北斗七星の謎

北斗七星といえば、現代人ならギリシャ神話との関連でおおぐま座を連想するだろう。もしくは柄杓。
素直にこの北斗七星が大熊に見える人は、果たしてどの位いるだろう。
だが、インディアン達もこの星を熊に見立て物語を作っている。

日本の古名は四三(しそう)の星。
サイコロを二つ振って勝負を争った目の数からきている。
古代中国やバビロニアでは車に見たてられている。
つまり、熊に例える意味があったと思うのだ。

北斗七星は、北極星を見つける指極星であるが、北極星は地球の歳差運動の為約2000年毎に変わる。
現在のこぐま座αポラリスは数千年前の北極星ではない。
北斗七星が北極星を見つける為に重要な星となるのは僅か2000年の間だけということになる。
北極星は北の道標。
それに導く案内人が北斗七星である。

指極星として有名である北斗七星だが、季節を知る為の重要な星でもある。

この北斗の柄杓の柄の先は、破軍星と呼ばれる。
北斗七星は日に一回北極を中心に巡り、四季により破軍星が一定の方向を指して、正しい季節を教える大切な星となり、北極星に次いで重んじられた。

月建という暦言葉がある。
建は「おざす」つまり「尾指す」で北斗七星の柄の部分をいい、この北斗の柄の方向を月建と言う。
冬至の頃、柄は真下を向いて北を示す。
春分の頃、柄は東に真横となる。
夏至の頃、柄は真上を向いて南を示す。
秋分の頃、柄は西に真横となる。
この北斗七星の時計は干支と結びつき、
11月を建子月(子ネズミ)といい、冬至の頃、真北を指した柄の位置が午前0時となる。
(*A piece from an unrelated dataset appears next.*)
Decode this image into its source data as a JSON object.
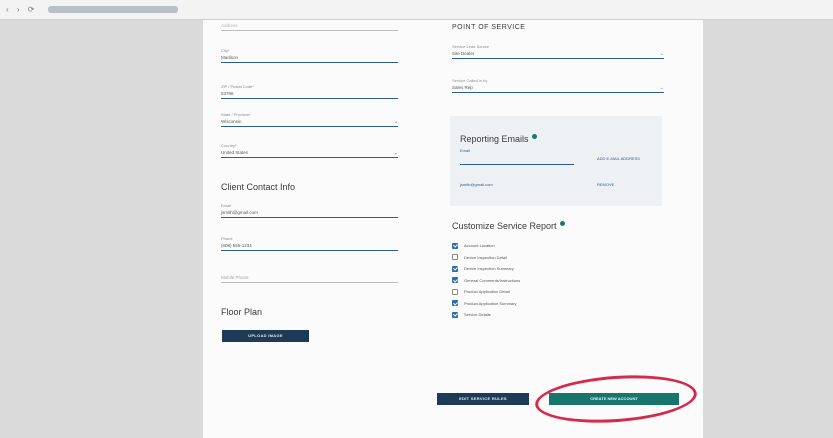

また、破軍星を剣先に見立てて,その方向に向って戦うものは勝ち,逆らって戦うものは負けるとして吉凶を占った。
剣先星とも呼ぶ。


この話、古事記神武天皇の兄五瀬命とナガスネヒコとの戦いの話にそっくりである。
日に向かいて戦うこと良からず。
日を背負いてこそ撃たむ。

日は、太陽だけでなく光を意味する漢字。
つまり、五瀬命は破軍星の光そのもの。
神武天皇が熊野で佐士布都神という刀を得る。
佐士は「さじ」つまりスプーン、柄杓である。
石上神宮に納められたというが、これはまさに七支剣であり、北斗七星をかたどった剣である。

神武天皇が象徴するものは、北斗七星(おおぐま)の威光であり、その文化圏といえないだろうか。

おおぐま座の尾は、熊にしては長すぎると指摘される。
これまで幾度も書いてきたが、
熊という漢字は、能(水虫の象形)に火が加わったもの。
火を使う水虫といえる。

北斗七星は、日本各地で「船星」「舵星」とも言われていた。
また北斗は死を司る星。

船で世界を渡る人、
その人々は毛深くて大柄で
長い尻尾があった。
ホモ・サピエンスではない人類。
航海の為に星をよく観察した。
また、葬いを大切にした。

現人類がネアンデルタール人やデニソワ人らと交配していたのは遺伝子的に証明されている。
旧石器時代頃までは共存していたが、その後、彼らは絶滅する。
彼らの残したDNAは、恐らく「分かち合う心」。
その優しさ故に、ホモ・サピエンスを受け入れ、駆逐された。
大集団のプロパガンダの下では、彼らの叡智は吹き飛ばされた。もしくは絶望したのか。

その中で一部が交配し、残された「分かち合う心」によって、苦難な氷期時代を乗り越えていく。

現人類として生き続けることができたのは、大集団の力のお陰などではなく、ネアンデルタール人らの残した優しさだったと思う。